Hello, I have some time series in input, that are of shape (batch_size, num_channels, input_size).

I want to process each channel indipendently in some linear layers that share the same weights for each channel. Then I need to take these outputs, concatenate them, put them through some other linear layers and compute the loss, optimize it etc…
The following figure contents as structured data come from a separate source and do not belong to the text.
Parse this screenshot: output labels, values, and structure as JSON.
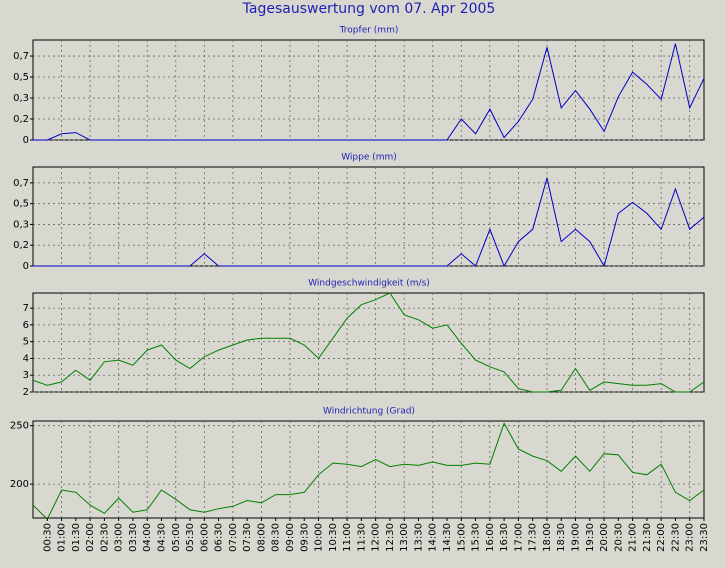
{
  "title": "Tagesauswertung vom 07. Apr 2005",
  "categories": [
    null,
    "00:30",
    "01:00",
    "01:30",
    "02:00",
    "02:30",
    "03:00",
    "03:30",
    "04:00",
    "04:30",
    "05:00",
    "05:30",
    "06:00",
    "06:30",
    "07:00",
    "07:30",
    "08:00",
    "08:30",
    "09:00",
    "09:30",
    "10:00",
    "10:30",
    "11:00",
    "11:30",
    "12:00",
    "12:30",
    "13:00",
    "13:30",
    "14:00",
    "14:30",
    "15:00",
    "15:30",
    "16:00",
    "16:30",
    "17:00",
    "17:30",
    "18:00",
    "18:30",
    "19:00",
    "19:30",
    "20:00",
    "20:30",
    "21:00",
    "21:30",
    "22:00",
    "22:30",
    "23:00",
    "23:30"
  ],
  "chart_data": [
    {
      "type": "line",
      "title": "Tropfer (mm)",
      "ylim": [
        0,
        0.81
      ],
      "yticks": [
        0,
        {
          "value": 0.17,
          "label": "0,2"
        },
        {
          "value": 0.34,
          "label": "0,3"
        },
        {
          "value": 0.51,
          "label": "0,5"
        },
        {
          "value": 0.68,
          "label": "0,7"
        }
      ],
      "series": [
        {
          "color": "#0000c8",
          "values": [
            0,
            0,
            0.05,
            0.06,
            0,
            0,
            0,
            0,
            0,
            0,
            0,
            0,
            0,
            0,
            0,
            0,
            0,
            0,
            0,
            0,
            0,
            0,
            0,
            0,
            0,
            0,
            0,
            0,
            0,
            0,
            0.17,
            0.05,
            0.25,
            0.02,
            0.15,
            0.33,
            0.75,
            0.26,
            0.4,
            0.25,
            0.07,
            0.35,
            0.55,
            0.45,
            0.33,
            0.78,
            0.26,
            0.5
          ]
        }
      ]
    },
    {
      "type": "line",
      "title": "Wippe (mm)",
      "ylim": [
        0,
        0.81
      ],
      "yticks": [
        0,
        {
          "value": 0.17,
          "label": "0,2"
        },
        {
          "value": 0.34,
          "label": "0,3"
        },
        {
          "value": 0.51,
          "label": "0,5"
        },
        {
          "value": 0.68,
          "label": "0,7"
        }
      ],
      "series": [
        {
          "color": "#0000c8",
          "values": [
            0,
            0,
            0,
            0,
            0,
            0,
            0,
            0,
            0,
            0,
            0,
            0,
            0.1,
            0,
            0,
            0,
            0,
            0,
            0,
            0,
            0,
            0,
            0,
            0,
            0,
            0,
            0,
            0,
            0,
            0,
            0.1,
            0,
            0.3,
            0,
            0.2,
            0.3,
            0.72,
            0.2,
            0.3,
            0.2,
            0,
            0.43,
            0.52,
            0.43,
            0.3,
            0.63,
            0.3,
            0.4
          ]
        }
      ]
    },
    {
      "type": "line",
      "title": "Windgeschwindigkeit (m/s)",
      "ylim": [
        2,
        7.9
      ],
      "yticks": [
        2,
        3,
        4,
        5,
        6,
        7
      ],
      "series": [
        {
          "color": "#008000",
          "values": [
            2.7,
            2.4,
            2.6,
            3.3,
            2.7,
            3.8,
            3.9,
            3.6,
            4.5,
            4.8,
            3.9,
            3.4,
            4.1,
            4.5,
            4.8,
            5.1,
            5.2,
            5.2,
            5.2,
            4.8,
            4.0,
            5.2,
            6.4,
            7.2,
            7.5,
            7.9,
            6.6,
            6.3,
            5.8,
            6.0,
            4.9,
            3.9,
            3.5,
            3.2,
            2.2,
            2.0,
            2.0,
            2.1,
            3.4,
            2.1,
            2.6,
            2.5,
            2.4,
            2.4,
            2.5,
            2.0,
            2.0,
            2.6
          ]
        }
      ]
    },
    {
      "type": "line",
      "title": "Windrichtung (Grad)",
      "ylim": [
        171,
        254
      ],
      "yticks": [
        200,
        250
      ],
      "series": [
        {
          "color": "#008000",
          "values": [
            182,
            170,
            195,
            193,
            182,
            175,
            188,
            176,
            178,
            195,
            187,
            178,
            176,
            179,
            181,
            186,
            184,
            191,
            191,
            193,
            208,
            218,
            217,
            215,
            221,
            215,
            217,
            216,
            219,
            216,
            216,
            218,
            217,
            252,
            230,
            224,
            220,
            211,
            224,
            211,
            226,
            225,
            210,
            208,
            217,
            193,
            186,
            195
          ]
        }
      ]
    }
  ]
}
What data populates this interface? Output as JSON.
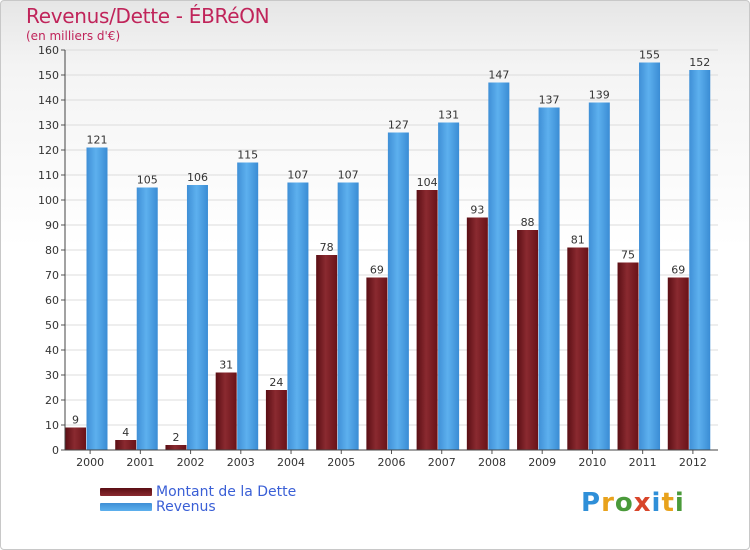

Here’s a simplified version of what I’m asking with only two inputs:

```
class network(nn.Module):
def __init__(self):
super(network, self).__init__()
self.shared_linear = nn.Linear(4, 3)
self.final_linear = nn.Linear(6,3)
def forward(self, x):
for i in range(x.shape[1]):
out_i = self.shared_linear(x[:,i,:]).unsqueeze(1)
if i == 0:
shared_out = out_i
else:
shared_out = torch.cat((shared_out, out_i), 1)
concatenated_out = shared_out.view(shared_out.shape[0], -1)
return self.final_linear(concatenated_out)
model = network()
criterion = nn.CrossEntropyLoss()
optimizer = optim.SGD(model.parameters(), lr=0.01)
optimizer.zero_grad()
target = torch.tensor([0])
x = torch.randn(1, 2, 4)
out = model(x)
loss = criterion(out, target)
loss.backward()
optimizer.step()
```

Is this approach correct? Does backward automatically accumulate the gradients or shall I do something else?